Question: Pouvez vous nous parlez de vos films ?
Annette Kouamba Matondo: Le premier film, « De quoi avons-nous peur », avec Dieudonné Niangouna pose la question de la peur. À Brazzaville, la peur est devenue comme une pathologie. Le congolais a peur de réclamer ses droits, à peur dire ce qu’il pense, de livrer une information, bref de s’exprimer. Cette hantise empêche la parole. A l’opposé, Dieudonné Niangouna, artiste comédien, metteur en scène et auteur congolais s’est débarrassé de sa peur et ose dénoncer les travers de la société congolaise. Et la scène est devenue son ring ou tout à tour, il met sur le banc de touche la politique, la société, l’économie du Congo…Tandis que le second film avec Sylvie Diclos Pomos, « On n’oublie pas, on pardonne », je pose avant tout la problématique l’écriture. Ecrire pour se souvenir car les gens ont trop tendance à oublier, écrire comme un devoir de mémoire mais aussi écrire pour s’évader dans un monde meilleur, fuir la réalité parfois cruelle. Toute cette démarche s’effectue autour de l’affaire du Beach, un thème qui a fait couler plein d’encre au Congo après un procès ou tous les soient disant coupables ont été acquittés.

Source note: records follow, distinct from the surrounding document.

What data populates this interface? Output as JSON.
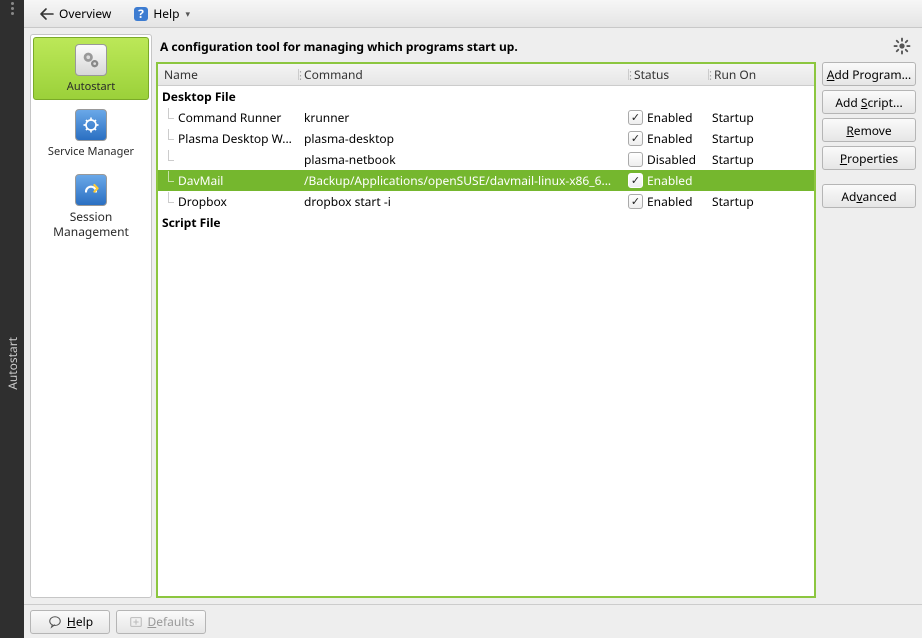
{
  "vert_label": "Autostart",
  "toolbar": {
    "overview": "Overview",
    "help": "Help"
  },
  "sidebar": {
    "items": [
      {
        "label": "Autostart",
        "icon": "gears"
      },
      {
        "label": "Service Manager",
        "icon": "service"
      },
      {
        "label": "Session Management",
        "icon": "session",
        "multiline": true,
        "line1": "Session",
        "line2": "Management"
      }
    ]
  },
  "heading": "A configuration tool for managing which programs start up.",
  "columns": {
    "name": "Name",
    "command": "Command",
    "status": "Status",
    "runon": "Run On"
  },
  "groups": {
    "desktop": "Desktop File",
    "script": "Script File"
  },
  "status_labels": {
    "enabled": "Enabled",
    "disabled": "Disabled"
  },
  "rows": [
    {
      "name": "Command Runner",
      "command": "krunner",
      "checked": true,
      "status": "Enabled",
      "runon": "Startup"
    },
    {
      "name": "Plasma Desktop W...",
      "command": "plasma-desktop",
      "checked": true,
      "status": "Enabled",
      "runon": "Startup"
    },
    {
      "name": "",
      "command": "plasma-netbook",
      "checked": false,
      "status": "Disabled",
      "runon": "Startup"
    },
    {
      "name": "DavMail",
      "command": "/Backup/Applications/openSUSE/davmail-linux-x86_6...",
      "checked": true,
      "status": "Enabled",
      "runon": ""
    },
    {
      "name": "Dropbox",
      "command": "dropbox start -i",
      "checked": true,
      "status": "Enabled",
      "runon": "Startup"
    }
  ],
  "actions": {
    "add_program": "Add Program...",
    "add_script": "Add Script...",
    "remove": "Remove",
    "properties": "Properties",
    "advanced": "Advanced"
  },
  "footer": {
    "help": "Help",
    "defaults": "Defaults"
  }
}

Question : Quelle a été la durée de ces productions ?
Annette Kouamba Matondo : Tous les six réalisateurs avaient cinq jours de tournages et dix jours de montage. Un délai que nous avons tous respecté vu que nous étions tenu par le facteur temps. Des moments d’angoisses, parfois de doutes, bref ces moments l’incertitude ont été e stress qui est balayé d’un revers de main, une fois que le film commençait à prendre forme.
Question : Pourquoi vous avez pleuré à la fin du film avec Sylvie « On n’oublie pas, on pardonne » ?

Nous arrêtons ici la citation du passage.